Senhora dos Afogados
Matéria de 22/06/1954
Só agora, sábado último, devido a uns
tantos desentendimentos que tivemos com a direção da Companhia Dramática
Nacional, (tudo acabou bem, como sempre acontece entre pessoas educadas)
assistimos "Senhora dos Afogados", mais uma discutida peça do Sr.
Nelson Rodrigues, no Teatro Ginástico, onde a C. D. N. realiza uma temporada de
emergência, até que tenha a sua disposição um teatro em Salvador, capital da
Bahia.
Em nossa edição de anteontem, publicamos
uma destrambelhada declaração do Sr. Nelson Rodrigues, segundo a qual, no seu
entender, quem não gostar de suas peças é cretino seja de que sexo for. Não nos
incluímos nesse rol, primeiro porque, em que pesem algumas restrições, não
desgostamos totalmente de "Senhora dos Afogados", e porque, se repudiássemos
integralmente o seu trabalho, diríamos com a maior franqueza, devolvendo-lhe
intacto em seu juízo a respeito dos que não suportam o seu teatro.
Acontece, entretanto, que não vimos em
"Senhora dos Afogados", motivo para tanta celeuma, até porque, toda a
gente já sabe que o teatro do Sr. Nelson Rodrigues, em maior ou menor dose, é
assim mesmo. Não vamos chamá-lo de gênio, como os seus entusiastas mais
exaltados, mas também, não o vamos classificar de tarado, como os seus mais
ferrenhos inimigos. Preferimos ficar numa posição intermediária, reconhecendo
no Sr. Nelson Rodrigues o direito de escrever o seu teatro, já que ele não
compreende teatro sem incestos, sem mortes, sem coisas horripilantes. Quem vai
ao teatro para assistir a uma peça sua já deve ir de espírito prevenido, porque
não encontrará outros motivos senão os de seu agrado. Gosta-se ou não se gosta,
mas não faz atitude de surpresa, nem de gestos ensaiados de um puritanismo
ridículo, muito menos se vaia um escritor quando apresenta, realmente, uma obra
de arte, até porque a arte não está limitada, apenas, ao que constitui o lado
bom da vida.
Temos que essas discussões intermináveis
sobre o Sr. Nelson Rodrigues e seu teatro, colocando-o entre a genialidade e a
tara, são resultantes do Sr. Nelson exagerar nos temas.
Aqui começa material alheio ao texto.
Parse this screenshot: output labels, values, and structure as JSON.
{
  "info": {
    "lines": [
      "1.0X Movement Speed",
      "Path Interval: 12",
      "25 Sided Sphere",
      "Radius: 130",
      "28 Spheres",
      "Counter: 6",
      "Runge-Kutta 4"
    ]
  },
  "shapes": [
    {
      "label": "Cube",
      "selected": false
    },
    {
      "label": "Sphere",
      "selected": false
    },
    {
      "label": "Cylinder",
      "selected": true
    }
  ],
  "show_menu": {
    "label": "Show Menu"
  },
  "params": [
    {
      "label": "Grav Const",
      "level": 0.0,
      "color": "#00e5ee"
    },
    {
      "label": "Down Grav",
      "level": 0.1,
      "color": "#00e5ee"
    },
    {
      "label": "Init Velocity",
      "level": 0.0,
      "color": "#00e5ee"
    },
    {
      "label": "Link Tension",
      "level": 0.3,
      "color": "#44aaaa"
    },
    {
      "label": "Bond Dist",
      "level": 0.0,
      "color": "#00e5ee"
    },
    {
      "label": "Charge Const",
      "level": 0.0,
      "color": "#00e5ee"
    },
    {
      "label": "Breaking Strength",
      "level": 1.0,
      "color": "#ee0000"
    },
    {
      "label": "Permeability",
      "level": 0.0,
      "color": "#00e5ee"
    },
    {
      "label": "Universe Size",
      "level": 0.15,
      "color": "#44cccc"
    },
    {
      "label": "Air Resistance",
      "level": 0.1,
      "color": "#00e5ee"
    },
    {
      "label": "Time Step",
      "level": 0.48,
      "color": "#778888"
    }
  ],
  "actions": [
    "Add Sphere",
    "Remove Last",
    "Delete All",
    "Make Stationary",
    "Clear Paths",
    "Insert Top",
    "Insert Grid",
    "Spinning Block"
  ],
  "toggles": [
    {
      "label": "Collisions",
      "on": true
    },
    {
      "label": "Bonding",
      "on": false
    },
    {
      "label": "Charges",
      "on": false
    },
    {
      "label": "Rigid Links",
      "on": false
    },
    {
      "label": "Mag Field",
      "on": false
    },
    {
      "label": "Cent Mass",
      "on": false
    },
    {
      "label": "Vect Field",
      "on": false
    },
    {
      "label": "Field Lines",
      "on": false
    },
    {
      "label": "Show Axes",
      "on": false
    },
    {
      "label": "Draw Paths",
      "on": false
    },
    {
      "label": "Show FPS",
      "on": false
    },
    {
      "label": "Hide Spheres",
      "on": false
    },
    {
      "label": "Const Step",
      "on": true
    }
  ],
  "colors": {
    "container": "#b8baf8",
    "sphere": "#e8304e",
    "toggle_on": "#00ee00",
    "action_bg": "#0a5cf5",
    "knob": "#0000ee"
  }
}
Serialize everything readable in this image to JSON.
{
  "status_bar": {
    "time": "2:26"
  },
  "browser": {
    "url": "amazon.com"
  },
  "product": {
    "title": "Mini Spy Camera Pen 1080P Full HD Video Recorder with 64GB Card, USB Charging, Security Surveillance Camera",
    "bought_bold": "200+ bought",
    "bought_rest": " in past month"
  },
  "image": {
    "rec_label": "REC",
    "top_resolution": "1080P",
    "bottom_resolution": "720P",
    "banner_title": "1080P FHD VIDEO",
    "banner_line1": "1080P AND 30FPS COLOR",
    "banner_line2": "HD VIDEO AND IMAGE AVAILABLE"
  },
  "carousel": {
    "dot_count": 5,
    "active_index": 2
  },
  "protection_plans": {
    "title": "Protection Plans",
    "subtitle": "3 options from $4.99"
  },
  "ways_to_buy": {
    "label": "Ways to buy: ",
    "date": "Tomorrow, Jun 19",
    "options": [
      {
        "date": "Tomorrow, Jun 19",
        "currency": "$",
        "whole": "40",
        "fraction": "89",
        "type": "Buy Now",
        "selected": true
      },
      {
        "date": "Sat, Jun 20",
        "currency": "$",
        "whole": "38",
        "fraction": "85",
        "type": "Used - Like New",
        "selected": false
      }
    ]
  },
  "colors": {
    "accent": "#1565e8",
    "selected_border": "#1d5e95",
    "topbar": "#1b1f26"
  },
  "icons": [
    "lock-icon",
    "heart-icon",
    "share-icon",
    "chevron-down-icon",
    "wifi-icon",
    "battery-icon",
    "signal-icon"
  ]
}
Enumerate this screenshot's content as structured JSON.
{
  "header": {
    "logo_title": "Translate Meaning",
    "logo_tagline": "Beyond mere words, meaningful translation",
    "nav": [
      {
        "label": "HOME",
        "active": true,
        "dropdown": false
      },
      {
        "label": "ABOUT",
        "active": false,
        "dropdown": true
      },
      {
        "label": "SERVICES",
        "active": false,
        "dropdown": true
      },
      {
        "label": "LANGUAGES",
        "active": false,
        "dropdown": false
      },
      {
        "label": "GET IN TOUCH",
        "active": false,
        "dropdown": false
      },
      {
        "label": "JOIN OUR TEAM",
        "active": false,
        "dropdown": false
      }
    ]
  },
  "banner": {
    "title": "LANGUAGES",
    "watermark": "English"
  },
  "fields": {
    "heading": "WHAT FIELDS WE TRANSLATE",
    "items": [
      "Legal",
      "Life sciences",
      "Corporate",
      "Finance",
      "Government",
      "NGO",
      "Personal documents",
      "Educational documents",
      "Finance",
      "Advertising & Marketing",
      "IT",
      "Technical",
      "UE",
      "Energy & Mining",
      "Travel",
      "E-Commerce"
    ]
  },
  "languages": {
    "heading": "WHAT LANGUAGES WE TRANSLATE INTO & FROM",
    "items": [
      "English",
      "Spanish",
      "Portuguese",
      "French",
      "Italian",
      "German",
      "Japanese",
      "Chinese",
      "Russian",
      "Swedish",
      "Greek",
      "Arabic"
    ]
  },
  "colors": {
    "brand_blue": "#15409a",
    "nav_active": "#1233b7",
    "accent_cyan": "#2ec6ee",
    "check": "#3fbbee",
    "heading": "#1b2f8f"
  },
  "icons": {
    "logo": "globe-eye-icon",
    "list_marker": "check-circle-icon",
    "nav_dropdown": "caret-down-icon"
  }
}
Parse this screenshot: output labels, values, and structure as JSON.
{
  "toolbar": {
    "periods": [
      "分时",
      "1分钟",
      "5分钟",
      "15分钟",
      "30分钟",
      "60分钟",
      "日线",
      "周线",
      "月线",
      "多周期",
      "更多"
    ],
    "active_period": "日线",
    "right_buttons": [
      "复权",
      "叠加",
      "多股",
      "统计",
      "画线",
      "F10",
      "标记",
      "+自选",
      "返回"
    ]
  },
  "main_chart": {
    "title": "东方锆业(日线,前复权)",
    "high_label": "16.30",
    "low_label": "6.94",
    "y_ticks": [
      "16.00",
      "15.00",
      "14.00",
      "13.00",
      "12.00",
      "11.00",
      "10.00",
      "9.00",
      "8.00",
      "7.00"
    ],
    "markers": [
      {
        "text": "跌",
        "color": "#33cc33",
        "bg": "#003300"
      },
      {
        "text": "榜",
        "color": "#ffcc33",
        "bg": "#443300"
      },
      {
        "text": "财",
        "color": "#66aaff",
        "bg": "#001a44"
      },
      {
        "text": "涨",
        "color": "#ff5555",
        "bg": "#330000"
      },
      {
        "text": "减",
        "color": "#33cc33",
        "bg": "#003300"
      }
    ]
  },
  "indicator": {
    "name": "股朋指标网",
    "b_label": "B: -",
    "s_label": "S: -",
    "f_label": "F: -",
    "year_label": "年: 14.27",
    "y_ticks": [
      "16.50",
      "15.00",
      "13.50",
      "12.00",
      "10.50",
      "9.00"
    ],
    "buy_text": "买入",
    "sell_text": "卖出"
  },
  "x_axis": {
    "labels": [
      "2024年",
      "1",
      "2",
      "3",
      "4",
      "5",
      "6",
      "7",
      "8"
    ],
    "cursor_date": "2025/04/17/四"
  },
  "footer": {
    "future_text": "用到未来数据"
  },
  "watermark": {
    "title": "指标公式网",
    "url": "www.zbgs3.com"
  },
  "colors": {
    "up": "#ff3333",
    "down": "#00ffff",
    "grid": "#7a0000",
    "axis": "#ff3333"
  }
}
Os mesmos conflitos que
existem em suas peças há em muitas outras, até do teatro considerado clássico,
apenas com a diferença de que nessas outras, há o lado bom da vida, em luta com
que o autor apresenta de horripilante, resultando aquele vencer a esse. No
teatro do Sr. Nelson Rodrigues não se observa essa luta, porque tudo está
condicionado ao que há de ruim. Dessa atitude corajosa, o Sr. Nelson sofre ou
goza as conseqüências, conforme exemplificaremos na crônica seguinte.